また、アルジェリア(アフリカ)、アゼルバイジャン(中東)、ギリシャ、インド、ノルウェー、ポーランドで初の死者が出ており、世界全体で5,400人を超えている(約60%が中国)。
<アジア>
• 中国:・感染者8万973人、死者3,193人、回復者6万5,634人(回復率81.06%)。
• 韓国:・感染者8,086人、死者72人、回復者510人(回復率6.39%)。
・丁世均(チュン・セキュン)首相は3月14日の閣議の席上、新たな感染者は減りつつあるが、ソウルでのクラスター(少なくとも115人)による感染拡大、また、今後海外からの帰国者・来訪者がウィルスを持ち込む恐れがあるとして警戒を緩めないよう強調。
・最も感染が拡大した大邱(テグ、同国南部)では、1週間前は毎日500人単位で感染者が増えていたが、直近3日間では60~70人程度と減少している。
• 日本:・感染者725人、死者21人、回復者118人(回復率16.83%)。クルーズ船“ダイアモンド・プリンセス号”乗船者を含めると、各々1,421人、28人、443人(31.17%)。
・防衛省は3月14日、先週パリで開かれた国際防衛セミナー(参加者の中に感染者)に出席していた40代の海上自衛官が3月13日に羽田空港到着後、念のため隔離されていたが感染していることが判明したと発表。
• インドネシア:・感染者69人、死者4人、回復者2人(回復率2.9%)。
・ジャカルタ首都特別州のアニス・バスウェダン知事が3月14日、首都ジャカルタの公立学校を3月16日から2週間閉鎖すると発表。
• トルコ:・感染者5人、死者0人、回復者0人。
・メフメト・ジャヒート・トゥラン運輸インフラ相は、感染者が5人になったことを理由にして、3月14日から4月17日の間、欧州9ヵ国(ドイツ、フランス、スペイン、ベルギー、ノルウェー、デンマーク、スウェーデン、オーストリア、オランダ)の往来便の受け入れ停止を発表。
・同省は既に、中国、イタリア、イラン、韓国の往来便の受け入れを停止済み。
<欧州>
• イタリア:・感染者1万7,660人、死者1,266人、回復者1,439人(回復率8.15%)。
• スペイン:・感染者5,232人、死者133人、回復者193人(回復率3.69%)。
・カタルーニャ自治州のキム・トーラ知事は、同州への感染波及を抑えるため、中央政府に対して、同州への航空便、鉄道による移動、また、水供給を遮断する方策についての理解・支援を求める旨表明。

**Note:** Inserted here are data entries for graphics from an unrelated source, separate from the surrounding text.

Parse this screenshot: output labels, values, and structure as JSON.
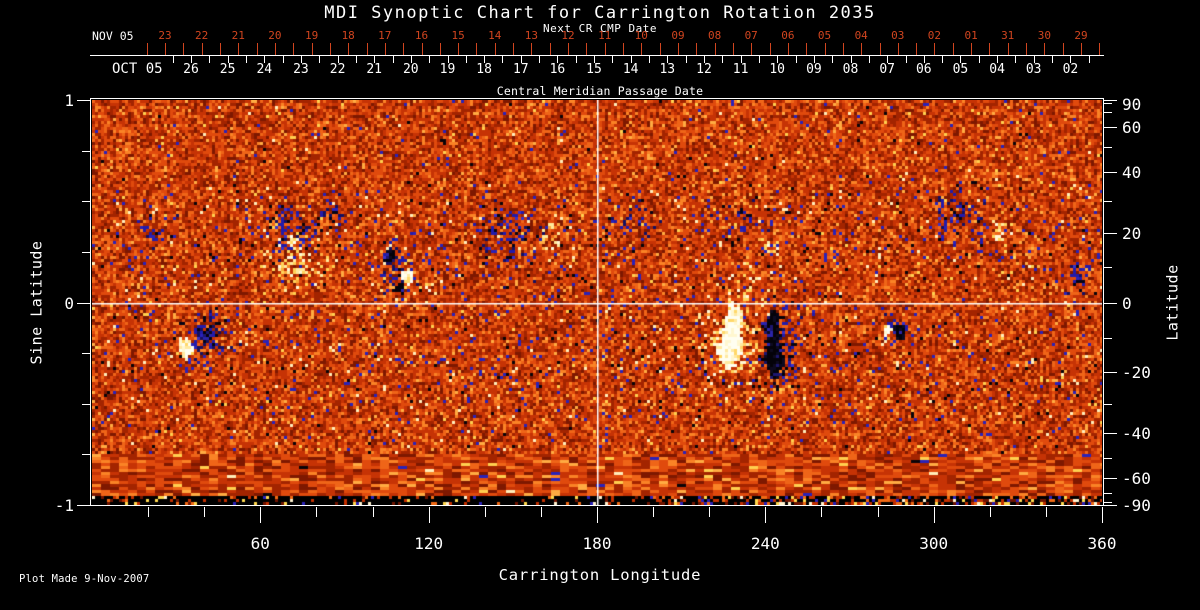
{
  "title": "MDI Synoptic Chart for Carrington Rotation 2035",
  "footer": "Plot Made  9-Nov-2007",
  "colors": {
    "background": "#000000",
    "foreground": "#ffffff",
    "next_cr_accent": "#d1451f"
  },
  "next_cr_axis": {
    "label": "Next CR CMP Date",
    "month_label": "NOV 05",
    "days": [
      "23",
      "22",
      "21",
      "20",
      "19",
      "18",
      "17",
      "16",
      "15",
      "14",
      "13",
      "12",
      "11",
      "10",
      "09",
      "08",
      "07",
      "06",
      "05",
      "04",
      "03",
      "02",
      "01",
      "31",
      "30",
      "29"
    ]
  },
  "cmp_axis": {
    "title": "Central Meridian Passage Date",
    "month_label": "OCT 05",
    "days": [
      "26",
      "25",
      "24",
      "23",
      "22",
      "21",
      "20",
      "19",
      "18",
      "17",
      "16",
      "15",
      "14",
      "13",
      "12",
      "11",
      "10",
      "09",
      "08",
      "07",
      "06",
      "05",
      "04",
      "03",
      "02"
    ]
  },
  "chart_data": {
    "type": "heatmap",
    "title": "MDI Synoptic Chart for Carrington Rotation 2035",
    "xlabel": "Carrington Longitude",
    "ylabel_left": "Sine Latitude",
    "ylabel_right": "Latitude",
    "x_range": [
      0,
      360
    ],
    "y_range_sine": [
      -1,
      1
    ],
    "x_major_ticks": [
      60,
      120,
      180,
      240,
      300,
      360
    ],
    "x_minor_step": 20,
    "left_major_tick_values": [
      1,
      0,
      -1
    ],
    "left_major_tick_labels": [
      "1",
      "0",
      "-1"
    ],
    "left_minor_tick_values": [
      0.75,
      0.5,
      0.25,
      -0.25,
      -0.5,
      -0.75
    ],
    "right_major_tick_values": [
      90,
      60,
      40,
      20,
      0,
      -20,
      -40,
      -60,
      -90
    ],
    "right_major_tick_labels": [
      "90",
      "60",
      "40",
      "20",
      "0",
      "-20",
      "-40",
      "-60",
      "-90"
    ],
    "right_minor_tick_values": [
      80,
      70,
      50,
      30,
      10,
      -10,
      -30,
      -50,
      -70,
      -80
    ],
    "grid": false,
    "legend": false,
    "crosshair": {
      "longitude": 180,
      "sine_latitude": 0
    },
    "palette": {
      "base": [
        [
          "#7e1800",
          0.12
        ],
        [
          "#a32400",
          0.2
        ],
        [
          "#c63305",
          0.24
        ],
        [
          "#e04a0d",
          0.2
        ],
        [
          "#ef6518",
          0.12
        ],
        [
          "#fa8326",
          0.07
        ],
        [
          "#ffab42",
          0.03
        ]
      ],
      "speckles": {
        "blue": "#2a22b8",
        "black": "#0a0408",
        "cream": "#ffedba",
        "yellow": "#ffcf4f"
      },
      "neg_spot": [
        [
          "#04020a",
          0.5
        ],
        [
          "#0d0a20",
          0.25
        ],
        [
          "#1d1670",
          0.15
        ],
        [
          "#2b24a8",
          0.1
        ]
      ],
      "pos_spot": [
        [
          "#fffef0",
          0.45
        ],
        [
          "#fff7d0",
          0.3
        ],
        [
          "#ffe9a0",
          0.15
        ],
        [
          "#ffd869",
          0.1
        ]
      ],
      "neg_cloud": [
        [
          "#221bab",
          0.5
        ],
        [
          "#151060",
          0.25
        ],
        [
          "#060415",
          0.15
        ],
        [
          "#3a32cc",
          0.1
        ]
      ],
      "pos_cloud": [
        [
          "#ffd35b",
          0.4
        ],
        [
          "#ffe89c",
          0.3
        ],
        [
          "#fff6d4",
          0.2
        ],
        [
          "#f9a93a",
          0.1
        ]
      ],
      "bottom_band": [
        [
          "#000000",
          0.0
        ],
        [
          "#c33000",
          0.28
        ],
        [
          "#701500",
          0.2
        ],
        [
          "#ffd84f",
          0.16
        ],
        [
          "#2a22b8",
          0.12
        ],
        [
          "#fff3d0",
          0.08
        ],
        [
          "#f06a15",
          0.16
        ]
      ]
    },
    "active_regions": [
      {
        "kind": "neg_cloud",
        "lon": 20,
        "slat": 0.35,
        "rlon": 6,
        "rslat": 0.1,
        "density": 0.3
      },
      {
        "kind": "neg_cloud",
        "lon": 41,
        "slat": -0.15,
        "rlon": 9,
        "rslat": 0.13,
        "density": 0.45
      },
      {
        "kind": "pos_spot",
        "lon": 33.5,
        "slat": -0.22,
        "rlon": 3.2,
        "rslat": 0.06
      },
      {
        "kind": "neg_spot",
        "lon": 41,
        "slat": -0.16,
        "rlon": 2.0,
        "rslat": 0.04
      },
      {
        "kind": "neg_cloud",
        "lon": 69.5,
        "slat": 0.35,
        "rlon": 9,
        "rslat": 0.13,
        "density": 0.55
      },
      {
        "kind": "neg_cloud",
        "lon": 85,
        "slat": 0.43,
        "rlon": 6,
        "rslat": 0.1,
        "density": 0.4
      },
      {
        "kind": "pos_cloud",
        "lon": 72,
        "slat": 0.18,
        "rlon": 11,
        "rslat": 0.11,
        "density": 0.5
      },
      {
        "kind": "pos_spot",
        "lon": 71.5,
        "slat": 0.3,
        "rlon": 1.6,
        "rslat": 0.028
      },
      {
        "kind": "neg_cloud",
        "lon": 108,
        "slat": 0.17,
        "rlon": 7,
        "rslat": 0.13,
        "density": 0.5
      },
      {
        "kind": "neg_spot",
        "lon": 106.5,
        "slat": 0.23,
        "rlon": 2.2,
        "rslat": 0.042
      },
      {
        "kind": "pos_spot",
        "lon": 112.5,
        "slat": 0.125,
        "rlon": 2.3,
        "rslat": 0.04
      },
      {
        "kind": "neg_spot",
        "lon": 110,
        "slat": 0.07,
        "rlon": 1.7,
        "rslat": 0.03
      },
      {
        "kind": "pos_cloud",
        "lon": 118,
        "slat": 0.06,
        "rlon": 8,
        "rslat": 0.07,
        "density": 0.3
      },
      {
        "kind": "neg_cloud",
        "lon": 149,
        "slat": 0.33,
        "rlon": 11,
        "rslat": 0.15,
        "density": 0.45
      },
      {
        "kind": "pos_cloud",
        "lon": 163,
        "slat": 0.31,
        "rlon": 5,
        "rslat": 0.1,
        "density": 0.35
      },
      {
        "kind": "neg_cloud",
        "lon": 193,
        "slat": 0.43,
        "rlon": 9,
        "rslat": 0.1,
        "density": 0.35
      },
      {
        "kind": "neg_cloud",
        "lon": 232,
        "slat": 0.43,
        "rlon": 9,
        "rslat": 0.09,
        "density": 0.3
      },
      {
        "kind": "pos_cloud",
        "lon": 242,
        "slat": 0.28,
        "rlon": 4,
        "rslat": 0.08,
        "density": 0.3
      },
      {
        "kind": "pos_cloud",
        "lon": 228,
        "slat": -0.18,
        "rlon": 12,
        "rslat": 0.26,
        "density": 0.5
      },
      {
        "kind": "neg_cloud",
        "lon": 245,
        "slat": -0.2,
        "rlon": 8,
        "rslat": 0.22,
        "density": 0.45
      },
      {
        "kind": "pos_cloud",
        "lon": 234,
        "slat": 0.08,
        "rlon": 6,
        "rslat": 0.1,
        "density": 0.35
      },
      {
        "kind": "pos_spot",
        "lon": 229,
        "slat": -0.1,
        "rlon": 4.2,
        "rslat": 0.1
      },
      {
        "kind": "pos_spot",
        "lon": 227.5,
        "slat": -0.22,
        "rlon": 5.0,
        "rslat": 0.12
      },
      {
        "kind": "neg_spot",
        "lon": 242.5,
        "slat": -0.13,
        "rlon": 3.4,
        "rslat": 0.1
      },
      {
        "kind": "neg_spot",
        "lon": 243.5,
        "slat": -0.28,
        "rlon": 4.2,
        "rslat": 0.12
      },
      {
        "kind": "neg_cloud",
        "lon": 287,
        "slat": -0.13,
        "rlon": 5,
        "rslat": 0.09,
        "density": 0.35
      },
      {
        "kind": "pos_spot",
        "lon": 283.5,
        "slat": -0.135,
        "rlon": 1.7,
        "rslat": 0.03
      },
      {
        "kind": "neg_spot",
        "lon": 288,
        "slat": -0.15,
        "rlon": 2.4,
        "rslat": 0.05
      },
      {
        "kind": "neg_cloud",
        "lon": 309,
        "slat": 0.43,
        "rlon": 10,
        "rslat": 0.12,
        "density": 0.45
      },
      {
        "kind": "pos_cloud",
        "lon": 324,
        "slat": 0.33,
        "rlon": 4,
        "rslat": 0.1,
        "density": 0.4
      },
      {
        "kind": "neg_cloud",
        "lon": 352,
        "slat": 0.1,
        "rlon": 4,
        "rslat": 0.12,
        "density": 0.35
      }
    ]
  }
}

• ノルウェー:・感染者996人、死者1人、回復者1人(回復率0.10%)。
・政府は3月13日、首都オスロ空港に到着する北欧諸国以外の国からの来訪者の入国を禁止すると発表。
• オランダ:・感染者804人、死者10人、回復者0人。
・オランダメディア『RTL』は3月13日、KLMオランダ航空が、大幅減便で3万5千人の従業員の就業時間を、4月以降3分の1縮小させる必要があるため、政府に対して給与補填等の補助を要請したと報道。
• チェコ:・感染者150人、死者0人、回復者0人。
・アンドレイ・バビシュ首相は3月13日晩、3月14日以降少なくとも10日間、ショッピングモールを含めた小売店、バー、レストラン、カジノの営業停止を指示。
・例外は、スーパーマーケット、ガソリンスタンド、薬局、電気店、新聞等の販売スタンド。
• ポーランド:・感染者68人、死者2人、回復者0人。
・マテウシュ・モラビエツキ首相は3月13日、3月15日以降の外国人の入国を禁止し、帰国する同国市民も到着後14日間隔離すると発表。
• ハンガリー:・感染者19人、死者0人、回復者1人(回復率0.05%)。
・ビクトル・オルバーン首相は、3月16日以降全校を閉鎖し、インターネット利用での授業とすると発表。
• コソボ:・感染者2人、死者0人、回復者0人。
・同国初の感染者を3月13日に確認。20歳のイタリア人女性と77歳の同国男性。
<オセアニア>
• ニュージーランド:・感染者6人、死者0人、回復者0人。
・ジャシンダ・アーダーン首相は3月14日、感染者は全て海外からの帰国者・来訪者であるものの、感染拡大食い止めのため最も厳しい水際対策を取るとして、3月16日以降、同国市民も含めて海外からの来訪者は全て入国後に14日間隔離施設滞在を決定。
・唯一の例外は、未だ感染者が出ていない、太平洋島嶼国からの来訪者のみ。
<北米>
• 米国:・感染者2,179人、死者47人、回復者12人(回復率0.55%)。
・ドナルド・トランプ大統領は3月13日、ブラジル大統領との会談に同席したブラジル政府高官が感染したとのニュースを受けて、前言を翻し、自身もウィルス検査受ける旨表明。
・ワシントン州のジェイ・インスレー知事は3月13日、同州の死者が6人増えて37人になったと公表した上で、新たな感染抑制対策を実施すると発表。
<南米>
• コロンビア:・感染者13、死者0人、回復者0人。
・イバン・ドゥケ大統領は3月13日、1,370マイル(2,200キロメートル)国境を接する隣国ベネズエラからの入国を3月14日午前5時以降禁止すると発表。
・ベネズエラでは政情不安のため、450万人以上が国を捨て、ほとんどがコロンビアに越境してきていること、また、それ以外にも毎日数千人の同国市民が食料品や医療品を求めて国境を往来。
・ベネズエラは3月13日、初の感染者2人が出たことを確認。
<中東・アフリカ>
• イラン:・感染者1万1,364人、死者514人、回復者2,959人(回復率26.04%)。
• エジプト:・感染者93人、死者2人、回復者27人(回復率29.03%)。
・保健省は3月13日、同国の感染者が1挙に13人増えたと発表。
<その他>
• 国際サッカー連盟(FIFA):3月及び4月に予定される全ての国際試合を延期するよう、各国サッカー協会等宛に通知。